In this first review, I plan to regularly discuss noteworthy books that have captured my interest over the years. Today, we delve into "Becoming a Data Head," which aims to enhance your understanding of data science, statistics, and machine learning.
Why I Chose This Book
Given my extensive writing on data science communication, I often contemplate the best methods to convey my ideas effectively. Serving as a translator among teams, stakeholders, and clients has significantly propelled my career. Noticing a gap in my reading on data communication recently, I was drawn to this book, which focuses on cultivating a mindset akin to that of a data expert. The title itself suggests a transition into a data-centric way of thinking, essential for those engaged in data-related tasks.
Upon a brief review of its contents, it appeared to strike a favorable balance between technical and commercial insights. Given the scarcity of literature in this area, I deemed it worthwhile to explore further. Additionally, I was mindful that my views are shaped by my unique experiences; both authors boast impressive careers that differ from mine, potentially providing fresh perspectives.
Target Audience
The back cover states:
"Whether you’re a business professional, engineer, executive, or aspiring data scientist, this book is for you."
I find this claim largely accurate. For those with experience in data, much of the content might serve as a helpful refresher. The book is well-structured and presented in an easily understandable manner, making it a valuable resource for revisiting familiar topics. As someone well-versed in data science, I sought clear explanations of concepts that resonate with non-technical audiences, and the authors delivered.
This book is particularly beneficial for individuals who work alongside data teams, as well as those eager to grasp the fundamentals of data science without delving into complex technicalities.
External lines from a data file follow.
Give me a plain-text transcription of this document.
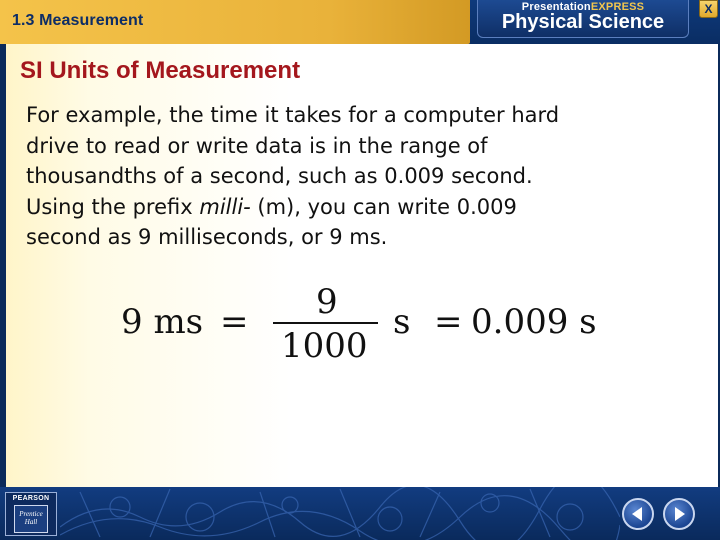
1.3 Measurement
PresentationEXPRESS
Physical Science
X
SI Units of Measurement
For example, the time it takes for a computer hard
drive to read or write data is in the range of
thousandths of a second, such as 0.009 second.
Using the prefix milli- (m), you can write 0.009
second as 9 milliseconds, or 9 ms.
9 ms = 9
1000
s = 0.009 s
PEARSON
Prentice
Hall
It's an excellent recommendation for senior leaders interested in understanding the work of their data science teams. Additionally, the book is concise, spanning just 213 pages, making it manageable for busy professionals.
Key Takeaways in Three Sentences
The book offers a refined overview of essential data science concepts, highlighting what is vital to data scientists and the factors that contribute to project success. It emphasizes the critical role of communication and alignment among teams for effective data science outcomes. Furthermore, it introduces key tools in the data science arsenal without overwhelming the reader with advanced mathematics or programming.
Favorite Aspects
I particularly appreciated the book’s four-part structure, guiding readers through the process of framing problems with data, communicating effectively, and utilizing tools for inquiry, before discussing project success and failure. Chapter 13 is especially valuable, with Chapter 14 also worth noting. The authors candidly address industry failures and the confusion created by over-hyped technologies, providing a refreshing honesty.
Lasting Impressions
Reading "Becoming a Data Head" has proven beneficial, offering new perspectives and terminology for my communication strategies. I anticipate referring to this book frequently in my work, as it provides concise and precise descriptions of complex topics. I will undoubtedly recommend it to senior leadership and clients seeking an understanding of data science without the technical jargon.
Final Thoughts
Overall, this book is a worthwhile read that I will advocate for among non-data professionals in leadership and client roles. It succinctly presents core data science topics, ensuring the reader gains the essential knowledge needed to ask informed questions and determine their next steps in the data landscape.